For a few moments they even confused our community with pedophilia
Honestly I don’t care what general public thinks about ABDL. I don’t want people to think we are in any way associated with pedophiles cause that’s just crazy and wrong.
But being ABDL is a very intimate for me it’s about feeling loved and nurtured by someone that loves me.
I don’t really think it belongs in the public eye.
I guess I don’t want people to think I am crazy or some kind of a joke if they were to find out. but I definitely don’t need or want to expose Myself or be represented by some dude who feels it should be acceptable to walk around at work in just a diaper
But like they say it takes all kinds and whatever Floats your boat
Someone needs to write a screen play, a HUGE screen play about an ABDL. About the miss understandings, the anxiety it causes. About the LOVE we have for it when we do regress, and why we regress. We really need to educate, to share our story. If nothing else but to say we’re just plan everyday people who has a special and unique lifestyle.
I wouldn’t throw it in anyone’s face even if it was mainstream. That’s not what anything is about. To do that with anything is rude and intrusive, nobody likes discovery forced upon them, be it religion, politics, lifestyle, whatever. Engines may do well with their fuel/air mix forcibly turbocharged…people don’t.
Now, if someone forced a windfall of cash or a giant burrito on me, that’s a different story…
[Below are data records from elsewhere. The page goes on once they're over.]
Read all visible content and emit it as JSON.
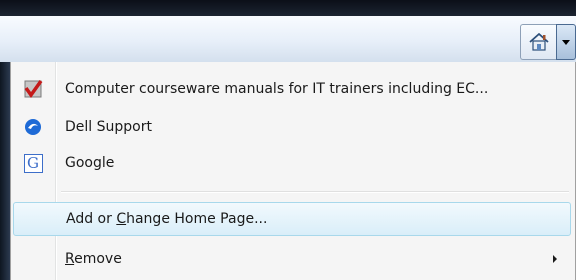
{
  "toolbar": {
    "home_button": {
      "icon": "home-icon"
    },
    "dropdown_button": {
      "icon": "chevron-down-icon"
    }
  },
  "menu": {
    "home_pages": [
      {
        "label": "Computer courseware manuals for IT trainers including EC...",
        "icon": "checkmark-page-icon"
      },
      {
        "label": "Dell Support",
        "icon": "dell-support-icon"
      },
      {
        "label": "Google",
        "icon": "google-g-icon"
      }
    ],
    "add_change": {
      "label_before": "Add or ",
      "accel": "C",
      "label_after": "hange Home Page..."
    },
    "remove": {
      "accel": "R",
      "label_after": "emove"
    }
  }
}
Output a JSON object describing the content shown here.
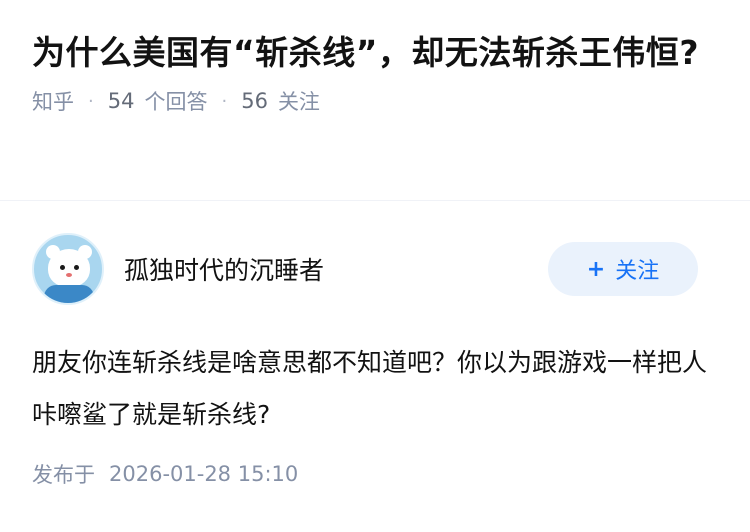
{
  "question": {
    "title": "为什么美国有“斩杀线”，却无法斩杀王伟恒?",
    "source": "知乎",
    "answer_count": "54",
    "answer_unit": "个回答",
    "follow_count": "56",
    "follow_unit": "关注",
    "separator": "·"
  },
  "answer": {
    "author_name": "孤独时代的沉睡者",
    "follow_button_plus": "+",
    "follow_button_label": "关注",
    "content": "朋友你连斩杀线是啥意思都不知道吧？你以为跟游戏一样把人咔嚓鲨了就是斩杀线?",
    "publish_label": "发布于",
    "publish_time": "2026-01-28 15:10"
  },
  "colors": {
    "accent": "#1772f6",
    "follow_bg": "#eaf2fc",
    "meta_text": "#8590a6"
  },
  "icons": {
    "avatar": "cartoon-dog-astronaut-avatar"
  }
}
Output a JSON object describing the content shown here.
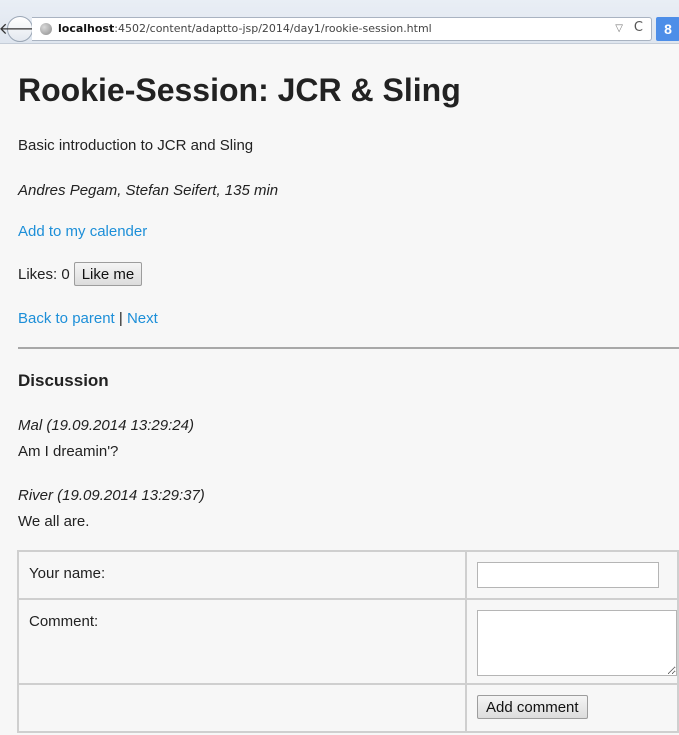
{
  "browser": {
    "url_host": "localhost",
    "url_path": ":4502/content/adaptto-jsp/2014/day1/rookie-session.html",
    "back_glyph": "🡐",
    "dropmarker_glyph": "▽",
    "reload_glyph": "C",
    "search_engine_glyph": "8"
  },
  "page": {
    "title": "Rookie-Session: JCR & Sling",
    "description": "Basic introduction to JCR and Sling",
    "authors_duration": "Andres Pegam, Stefan Seifert, 135 min",
    "calendar_link": "Add to my calender",
    "likes_label": "Likes: 0",
    "like_button": "Like me",
    "back_link": "Back to parent",
    "nav_separator": " | ",
    "next_link": "Next"
  },
  "discussion": {
    "heading": "Discussion",
    "comments": [
      {
        "meta": "Mal (19.09.2014 13:29:24)",
        "text": "Am I dreamin'?"
      },
      {
        "meta": "River (19.09.2014 13:29:37)",
        "text": "We all are."
      }
    ],
    "form": {
      "name_label": "Your name:",
      "comment_label": "Comment:",
      "submit_label": "Add comment",
      "name_value": "",
      "comment_value": ""
    }
  },
  "colors": {
    "link": "#1d8fd8",
    "background": "#f7f7f7",
    "text": "#222222"
  }
}
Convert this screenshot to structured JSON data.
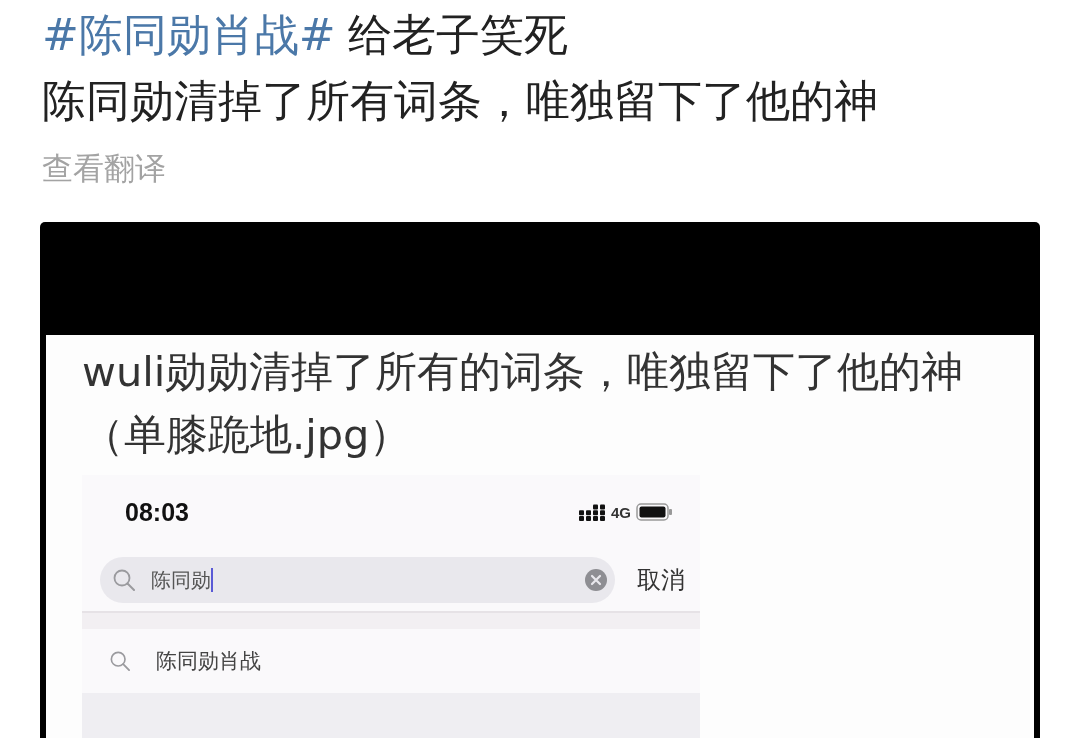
{
  "post": {
    "hashtag": "#陈同勋肖战#",
    "line_1": "给老子笑死",
    "line_2": "陈同勋清掉了所有词条，唯独留下了他的神",
    "translate_link": "查看翻译"
  },
  "image": {
    "caption_lines": [
      "wuli勋勋清掉了所有的词条，唯独留下了他的神",
      "（单膝跪地.jpg）"
    ],
    "phone": {
      "status_bar": {
        "time": "08:03",
        "network": "4G"
      },
      "search": {
        "value": "陈同勋",
        "focused": true,
        "cancel": "取消"
      },
      "suggestions": [
        {
          "text": "陈同勋肖战"
        }
      ]
    }
  }
}
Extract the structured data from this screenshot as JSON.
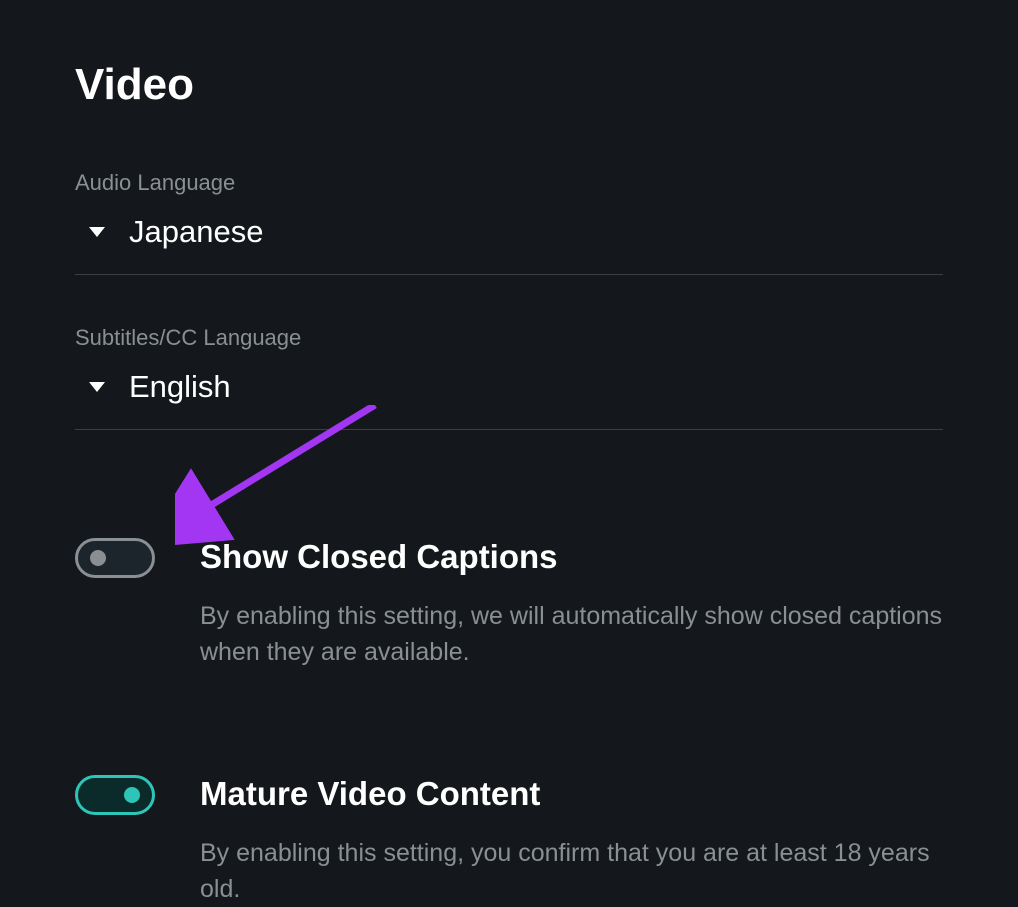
{
  "page_title": "Video",
  "audio_language": {
    "label": "Audio Language",
    "value": "Japanese"
  },
  "subtitles_language": {
    "label": "Subtitles/CC Language",
    "value": "English"
  },
  "closed_captions": {
    "title": "Show Closed Captions",
    "description": "By enabling this setting, we will automatically show closed captions when they are available.",
    "enabled": false
  },
  "mature_content": {
    "title": "Mature Video Content",
    "description": "By enabling this setting, you confirm that you are at least 18 years old.",
    "enabled": true
  },
  "colors": {
    "accent": "#2dc5b8",
    "pointer": "#a236f2"
  }
}
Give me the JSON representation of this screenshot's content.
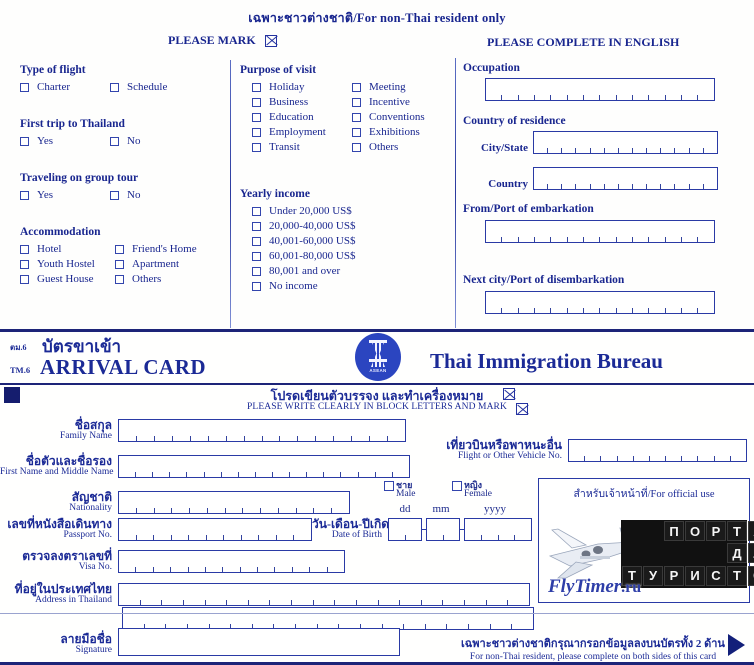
{
  "back_side": {
    "title": "เฉพาะชาวต่างชาติ/For non-Thai resident only",
    "please_mark": "PLEASE MARK",
    "please_complete": "PLEASE COMPLETE IN ENGLISH",
    "groups": {
      "type_of_flight": {
        "title": "Type of flight",
        "options": [
          "Charter",
          "Schedule"
        ]
      },
      "first_trip": {
        "title": "First trip to Thailand",
        "options": [
          "Yes",
          "No"
        ]
      },
      "group_tour": {
        "title": "Traveling on group tour",
        "options": [
          "Yes",
          "No"
        ]
      },
      "accommodation": {
        "title": "Accommodation",
        "col1": [
          "Hotel",
          "Youth Hostel",
          "Guest House"
        ],
        "col2": [
          "Friend's Home",
          "Apartment",
          "Others"
        ]
      },
      "purpose_of_visit": {
        "title": "Purpose of visit",
        "col1": [
          "Holiday",
          "Business",
          "Education",
          "Employment",
          "Transit"
        ],
        "col2": [
          "Meeting",
          "Incentive",
          "Conventions",
          "Exhibitions",
          "Others"
        ]
      },
      "yearly_income": {
        "title": "Yearly income",
        "options": [
          "Under 20,000 US$",
          "20,000-40,000 US$",
          "40,001-60,000 US$",
          "60,001-80,000 US$",
          "80,001 and over",
          "No income"
        ]
      }
    },
    "fields": [
      {
        "label": "Occupation",
        "value": ""
      },
      {
        "label": "Country of residence",
        "value": ""
      },
      {
        "label": "City/State",
        "value": ""
      },
      {
        "label": "Country",
        "value": ""
      },
      {
        "label": "From/Port of embarkation",
        "value": ""
      },
      {
        "label": "Next city/Port of disembarkation",
        "value": ""
      }
    ]
  },
  "card_header": {
    "code_thai": "ตม.6",
    "code_en": "TM.6",
    "title_thai": "บัตรขาเข้า",
    "title_en": "ARRIVAL CARD",
    "bureau": "Thai Immigration Bureau",
    "logo_word": "ASEAN"
  },
  "card_body": {
    "instruction_thai": "โปรดเขียนตัวบรรจง และทำเครื่องหมาย",
    "instruction_en": "PLEASE WRITE CLEARLY IN BLOCK LETTERS AND MARK",
    "rows": [
      {
        "th": "ชื่อสกุล",
        "en": "Family Name",
        "value": ""
      },
      {
        "th": "ชื่อตัวและชื่อรอง",
        "en": "First Name and Middle Name",
        "value": ""
      },
      {
        "th": "สัญชาติ",
        "en": "Nationality",
        "value": ""
      },
      {
        "th": "เลขที่หนังสือเดินทาง",
        "en": "Passport No.",
        "value": ""
      },
      {
        "th": "ตรวจลงตราเลขที่",
        "en": "Visa No.",
        "value": ""
      },
      {
        "th": "ที่อยู่ในประเทศไทย",
        "en": "Address in Thailand",
        "value": ""
      },
      {
        "th": "ลายมือชื่อ",
        "en": "Signature",
        "value": ""
      }
    ],
    "flight": {
      "th": "เที่ยวบินหรือพาหนะอื่น",
      "en": "Flight or Other Vehicle No.",
      "value": ""
    },
    "gender": {
      "male": {
        "th": "ชาย",
        "en": "Male"
      },
      "female": {
        "th": "หญิง",
        "en": "Female"
      }
    },
    "dob": {
      "th": "วัน-เดือน-ปีเกิด",
      "en": "Date of Birth",
      "dd": "dd",
      "mm": "mm",
      "yyyy": "yyyy",
      "dd_value": "",
      "mm_value": "",
      "yyyy_value": ""
    },
    "official_use": "สำหรับเจ้าหน้าที่/For official use",
    "footer_thai": "เฉพาะชาวต่างชาติกรุณากรอกข้อมูลลงบนบัตรทั้ง 2 ด้าน",
    "footer_en": "For non-Thai resident, please complete on both sides of this card"
  },
  "watermark": {
    "line1": "ПОРТАЛ",
    "line2": "ДЛЯ",
    "line3": "ТУРИСТОВ",
    "brand": "FlyTimer",
    "brand_tld": ".ru"
  },
  "colors": {
    "ink": "#1b2a96",
    "rule": "#1d2478",
    "box_border": "#2a3aa5"
  }
}
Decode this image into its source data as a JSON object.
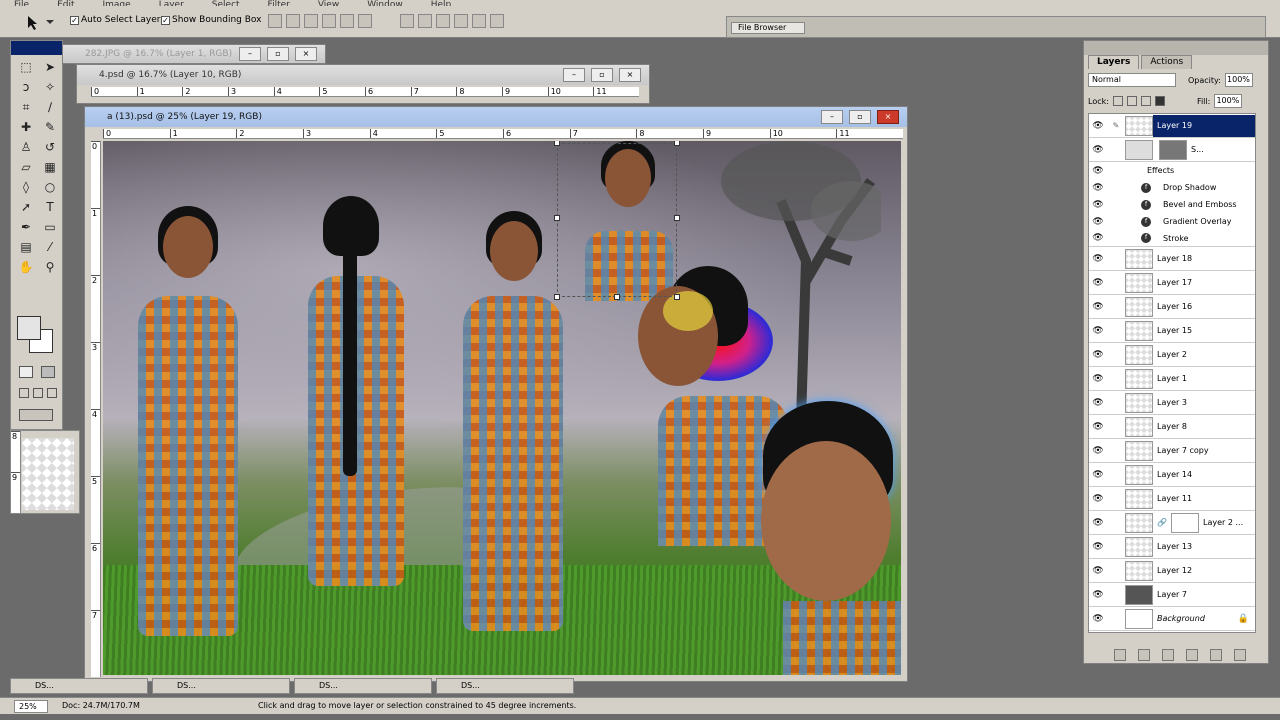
{
  "options": {
    "auto_select_layer": "Auto Select Layer",
    "show_bounding_box": "Show Bounding Box",
    "file_browser": "File Browser"
  },
  "windows": {
    "back": {
      "title": "282.JPG @ 16.7% (Layer 1, RGB)"
    },
    "mid": {
      "title": "4.psd @ 16.7% (Layer 10, RGB)"
    },
    "active": {
      "title": "a (13).psd @ 25% (Layer 19, RGB)"
    }
  },
  "rulers": {
    "mid": [
      "0",
      "1",
      "2",
      "3",
      "4",
      "5",
      "6",
      "7",
      "8",
      "9",
      "10",
      "11"
    ],
    "active": [
      "0",
      "1",
      "2",
      "3",
      "4",
      "5",
      "6",
      "7",
      "8",
      "9",
      "10",
      "11"
    ],
    "vert": [
      "0",
      "1",
      "2",
      "3",
      "4",
      "5",
      "6",
      "7"
    ],
    "toolbox_vert": [
      "8",
      "9"
    ]
  },
  "taskbar": [
    "DS...",
    "DS...",
    "DS...",
    "DS..."
  ],
  "status": {
    "zoom": "25%",
    "doc": "Doc: 24.7M/170.7M",
    "hint": "Click and drag to move layer or selection constrained to 45 degree increments."
  },
  "layers_panel": {
    "tabs": [
      "Layers",
      "Actions"
    ],
    "blend_mode": "Normal",
    "opacity_label": "Opacity:",
    "opacity": "100%",
    "lock_label": "Lock:",
    "fill_label": "Fill:",
    "fill": "100%",
    "selected": "Layer 19",
    "shape_layer": "S...",
    "effects": [
      "Effects",
      "Drop Shadow",
      "Bevel and Emboss",
      "Gradient Overlay",
      "Stroke"
    ],
    "layers": [
      "Layer 18",
      "Layer 17",
      "Layer 16",
      "Layer 15",
      "Layer 2",
      "Layer 1",
      "Layer 3",
      "Layer 8",
      "Layer 7 copy",
      "Layer 14",
      "Layer 11",
      "Layer 2 ...",
      "Layer 13",
      "Layer 12",
      "Layer 7",
      "Background"
    ]
  },
  "colors": {
    "selection": "#0a246a",
    "close": "#cc3a2a"
  }
}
Then the results, good or bad, are yours to reap, not mine or ours…necessarily. I wouldn’t say or believe any of this if I haven’t lived it a little myself or to have seen others do it, both online and in real life. I have been active across the community for 21 years, spent 18 years before that back in diapers (albeit secretly) for a total of 39 years. That will say nothing to you so by all means feel free to pave your own course. Others may say life is too short but in this instance, the recklessness one can engage and the consequence it can reap in can prove otherwise. I’ve already seen one exhibitionist attempt suicide for their own fallout…I don’t care to see history possibly repeat itself. Anyway, best of luck to you.